侍女達が皆の前に並べるのは、サラダと米が入った深皿だけ。皆から怪訝そうな表情が向けられる中、でんと大皿が置かれる。
「ん? これ、昨日の刺身、だよね?」
ヅケになった刺身が、てらてらと輝きを発しながら皿の上でその艶めかしい姿を見せつけている。皆の後ろでは侍女がポットを持ってスタンバイしている。
「はい。それを醤油に漬けた物です。お好きな身を米の上に置いてください。侍女がだし汁を注ぎますので、その後に匙でお召し上がりください」
その言葉に銘々がお好みで刺身をご飯の上に乗せていく。侍女がネギを軽く塗しだし汁を注いだ瞬間、空間に広がるしょうゆとだし汁の香りがなんとも食欲をそそる。
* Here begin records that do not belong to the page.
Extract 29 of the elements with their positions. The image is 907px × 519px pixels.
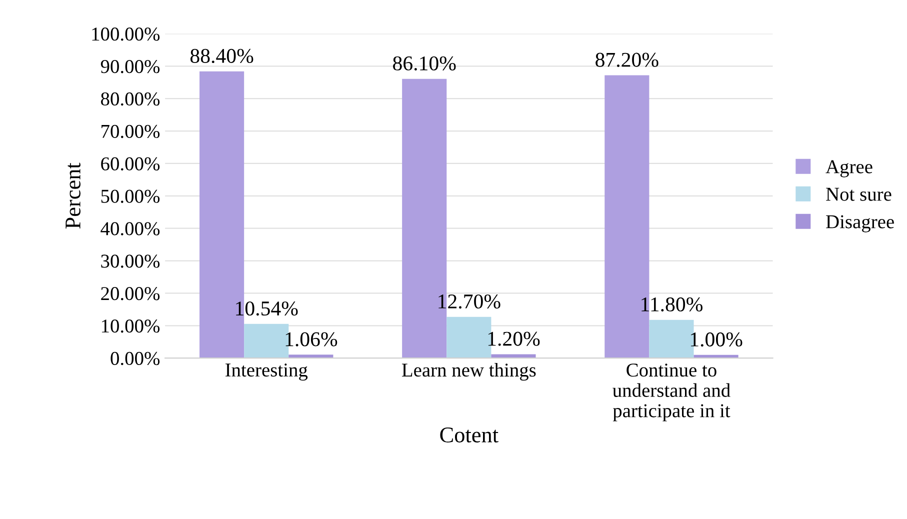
- legend-label: Not sure: [826, 188, 892, 201]
- data-label: 1.06%: [286, 332, 338, 346]
- y-axis-title: Percent: [66, 162, 80, 229]
- y-tick-label: 20.00%: [101, 287, 160, 300]
- data-label: 1.20%: [488, 332, 540, 346]
- data-label: 11.80%: [642, 297, 702, 312]
- data-label: 12.70%: [438, 294, 500, 309]
- y-tick-label: 0.00%: [110, 352, 160, 366]
- x-tick-label: Continue to understand and participate in it: [612, 364, 730, 422]
- legend-label: Agree: [826, 160, 872, 178]
- y-tick-label: 60.00%: [101, 157, 160, 171]
- data-label: 87.20%: [596, 52, 658, 67]
- y-tick-label: 30.00%: [101, 254, 160, 268]
- y-tick-label: 100.00%: [92, 28, 160, 41]
- y-tick-label: 50.00%: [101, 190, 160, 203]
- y-tick-label: 10.00%: [102, 319, 160, 333]
- y-tick-label: 70.00%: [102, 124, 160, 138]
- y-tick-label: 90.00%: [100, 60, 160, 74]
- bar: [491, 354, 536, 358]
- y-tick-label: 80.00%: [101, 92, 160, 106]
- y-tick-label: 40.00%: [100, 222, 160, 236]
- data-label: 1.00%: [690, 332, 742, 347]
- x-axis-title: Cotent: [440, 428, 498, 442]
- legend-label: Disagree: [826, 215, 894, 232]
- x-tick-label: Learn new things: [402, 362, 536, 381]
- x-tick-label: Interesting: [225, 364, 308, 381]
- data-label: 86.10%: [393, 56, 456, 71]
- data-label: 88.40%: [190, 48, 254, 64]
- data-label: 10.54%: [236, 301, 298, 316]
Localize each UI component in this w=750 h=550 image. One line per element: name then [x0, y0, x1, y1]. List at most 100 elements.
特に深酒をした三人は胃が悪くなっていたのだろう。そんなに食欲が無いという表情をしていたのに、香りを嗅いだらもう釘付けだ。
「透き通るような白が、真白に変わるか……。面白い趣向だな」
ロスティーが呟きながら、匙で軽く解した身と米を掬い、口に頬張る。その瞬間、目を見開く。
「あら……。優しいお味。身の方に味がついているのね。スープの香りと米の甘さが相まって美味しいわ。それに朝はそんなに食べる事が出来ないけど、これなら入りそう。好きよ、このお味」
珍しくがつがつといくロスティーの代わりにペルティアが嬉しそうに告げる。
「いやぁ。酒を飲んだ次の日は喉が渇くからね。風呂の後にも水をもらったけど、これは気持ち良い。さらさらと食べられてしまうのが、良いね。歓迎の食事で内臓が悪い貴族なんでごまんといるし、これは受けそうだ」
ノーウェの言葉に、テラクスタも深く頷く。
「そうだな。作りが単純なのも良い。昨日の話であれば米は炊いた後に干して携行出来ると言っていたな。野外でスープと具材を渡せば携帯している米と合わせて温かく腹持ちするものが食べられるなら士気が上がりそうだ」
テラクスタの目線はやっぱり軍事よりだなと思いながら、仲間達も美味しそうに食べているのを満足に思う。そんな和気藹々の雰囲気で三日目の朝は始まった。